先生は、私たちが気づくまでじっと待っていてくださっているのかもしれません。

  • 椿昇先生のコメント

    スポーツで繰り返し鍛錬する事を誰も疑問に思わないのに、
    なぜアートやデザインは簡単にわかると思ってしまうのかな?
    何事も身体がからむものは繰り返す事でしか身体化することはありません。
    美術館のキャプションを見てわかった気になるのはとても危険です。

 

千利休の言葉に、こんな言葉があります。
稽古とは 一より習ひ十を知り 十よりかへるもとのその一
稽古は、まずはじめの基本的な一から学び始め、二、三と進み十まで行って、
また改めて一に戻って二、三,四、五と進みます。
始めて一を習う時と十から元の一に戻って再び一を習う時、
とその習う人の心は全く変わっているものであります。
「十までやったし、このくらいで良いでしょ」と思っている人の進歩は、そこで止まってしまい、その真意を理解することはできない、という教えです。

  • 椿昇先生のコメント

    忙しさを理由に、私達はその教えを「不可能じゃん」と思ってしまいます。気がつけば空っぽの人生。怖いですね

 

例えば、お茶を初めて習った時は、
手の位置はもう少し上とか、道具を清めるときの決まりとか、
そういう細かいことをしていくうちに十まで行ってしまいますが、
改めて一に戻った時、また何度も繰り返していくうちに、だんだん本質が見えてきます。

  • 椿昇先生のコメント

    「本質」も百人ひとがいれば百通りあることを忘れないようにしましょう。
    その微細なズレが僅かな変化を生み出し、それが伝統を更新してゆきます。
    室町に生まれたこれらの日本文化が、いまも世界から称賛される秘密が、そこにあります。

 

こうして稽古から、少しずつ茶の湯の精神を学びます。
それが気づかないうちに身体に蓄積されて、私たちを形作っていきます。

私は、基礎美術コースに入るまで
茶の湯のことは何も知りませんでしたし、興味もありませんでした。
やってみたいけど、近寄りがたい。
足はしびれるし、細かいルールは多いし、やって何になるのだろうとも思っていました。

稽古をしていても、今だによくわかりません。
先生に言われたことをただひたすら行う。

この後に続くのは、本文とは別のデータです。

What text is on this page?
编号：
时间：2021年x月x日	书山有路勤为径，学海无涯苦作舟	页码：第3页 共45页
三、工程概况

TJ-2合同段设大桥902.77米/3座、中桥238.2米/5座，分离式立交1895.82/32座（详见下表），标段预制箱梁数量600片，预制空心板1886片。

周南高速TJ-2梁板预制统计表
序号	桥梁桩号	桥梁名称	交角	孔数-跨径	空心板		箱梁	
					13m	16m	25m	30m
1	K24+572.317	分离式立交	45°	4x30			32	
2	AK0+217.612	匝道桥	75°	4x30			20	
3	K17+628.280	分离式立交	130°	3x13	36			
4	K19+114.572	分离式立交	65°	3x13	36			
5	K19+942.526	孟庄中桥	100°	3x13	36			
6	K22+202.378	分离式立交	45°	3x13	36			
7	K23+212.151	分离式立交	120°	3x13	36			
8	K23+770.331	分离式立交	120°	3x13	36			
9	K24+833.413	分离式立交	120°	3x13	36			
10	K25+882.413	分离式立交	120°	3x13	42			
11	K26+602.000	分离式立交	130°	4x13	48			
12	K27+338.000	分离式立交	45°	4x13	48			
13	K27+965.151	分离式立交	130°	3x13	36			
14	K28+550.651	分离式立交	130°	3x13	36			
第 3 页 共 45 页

その繰り返しです。
頭で考える前に、まず身体で覚えることが大事だと先生はおっしゃいます。
だから、お茶の稽古をする時は余計なことは考えず、
先生の動作、しぐさ、お話に神経を集中させて行なっています。

そうすると、「自分は何も知らなかったんだ」ということを知ることができるのです。
毎回受けていくごとに、世界が広がります。
まずは身体で覚えて、それから知識がついていく。
私も頭でっかちにならず、頭と身体の両方が伴うようになるのはいつになるのでしょうか。

  • 椿昇先生のコメント

    「わからない」事を悪と思い込まされていませんか?
    僕たちも文部科学省に「わかりやすく」とか「達成」とか数字で出すように強いられています。
    まるでブロイラーの鳥を育てるような教育システムですね。
    「いまはわからなくても続けなさい」と自信を持って君たちに伝える師範を信用する知恵と勇気を持ちましょう。

 

もとのその一」に戻ること。
何をするにも大事にしていかなければいけないことだと思いました。